There are a few previous studies showing beneficial effects of emodin on NAFLD in animal models. Dong et al. used a high caloric laboratory chow fed rat model and found that oral administration of emodin at 40 mg kg−1 per day for four weeks reduced steatosis and inflammatory cells infiltration and focal necrosis in the liver. They also found emodin reduced body weight, liver weight, blood levels of ALT and triglycerides, and increased liver PPARγ expression.18 Alisi et al. reported that in a high-fat/high-fructose diet fed rat model, emodin administration via drinking water for 10 weeks reduced hepatosteatosis and metabolic derangement. Emodin also reduced plasma TNFα concentration, slightly increased body weight but reduced liver weight/body weight ratio, reduced blood levels of ALT, triglycerides, insulin, glucose, and HOMA-IR.21 It is noteworthy that in both studies, emodin was administrated via an oral/gastric route, and plasma emodin concentration was not measured. In the first two studies mentioned earlier, oral administration of emodin, either with diet or in drinking water, attenuated steatosis and steatohepatitis in mice, accompanied with reduction in plasma lipids and blood glucose. Therefore, beneficial effects may be due to both of the lipid lowering effects and the direct inhibitory effects of emodin on gut microbiota.
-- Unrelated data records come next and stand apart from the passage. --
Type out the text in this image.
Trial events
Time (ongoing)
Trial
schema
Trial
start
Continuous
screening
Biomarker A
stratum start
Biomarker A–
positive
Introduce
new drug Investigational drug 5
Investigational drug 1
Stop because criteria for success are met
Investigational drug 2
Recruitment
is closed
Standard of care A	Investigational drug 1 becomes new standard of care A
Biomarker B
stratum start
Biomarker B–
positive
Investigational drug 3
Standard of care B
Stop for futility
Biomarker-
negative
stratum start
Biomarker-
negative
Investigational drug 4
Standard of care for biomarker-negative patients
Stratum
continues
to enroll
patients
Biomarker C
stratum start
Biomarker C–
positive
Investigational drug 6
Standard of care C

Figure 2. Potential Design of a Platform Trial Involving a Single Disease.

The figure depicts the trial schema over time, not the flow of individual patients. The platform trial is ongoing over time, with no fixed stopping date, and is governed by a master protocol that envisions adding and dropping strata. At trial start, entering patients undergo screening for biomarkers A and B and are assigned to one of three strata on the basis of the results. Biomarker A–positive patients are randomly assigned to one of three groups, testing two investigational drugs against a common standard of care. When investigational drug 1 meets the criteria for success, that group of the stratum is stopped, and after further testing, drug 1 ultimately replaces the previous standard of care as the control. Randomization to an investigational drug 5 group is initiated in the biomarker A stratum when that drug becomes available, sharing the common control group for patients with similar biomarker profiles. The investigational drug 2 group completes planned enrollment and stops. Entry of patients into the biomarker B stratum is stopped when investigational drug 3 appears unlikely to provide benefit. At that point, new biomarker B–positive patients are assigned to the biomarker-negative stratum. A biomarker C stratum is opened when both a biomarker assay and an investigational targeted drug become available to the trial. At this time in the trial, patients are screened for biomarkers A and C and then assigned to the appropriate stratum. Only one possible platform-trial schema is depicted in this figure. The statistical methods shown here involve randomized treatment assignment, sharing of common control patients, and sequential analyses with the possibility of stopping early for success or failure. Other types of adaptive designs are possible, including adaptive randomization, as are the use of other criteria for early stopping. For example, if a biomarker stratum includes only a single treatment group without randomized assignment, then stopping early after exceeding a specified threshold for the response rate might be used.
In conclusion, our results suggest that emodin, when administrated by intra-peritoneal injection, exerted beneficial effects on NAFLD through its anti-inflammatory merit, independent of its potential lipid-lowering and glucose-lowering effects. We expect a combination of oral and intravenous administration of emodin in patients would increase the bioavailability and maximize the beneficial effects of emodin on metabolic inflammatory diseases such as NDFLD through multiple mechanisms.
ACKNOWLEDGEMENTS
This study was supported by grants from national Institute of Health R21AT006767 and R01HL116626 (to DF).
Footnotes
Author contributions: XJ, FY, and DF: conception, design, data acquisition, analysis and drafting of the manuscript; XJ, SI, and JW: animal study, flow cytometry, Western blot analysis; FS and YW: histology analysis; JH and QW: emodin concentration measurement; SC: data analysis. All authors read and approved the final manuscript.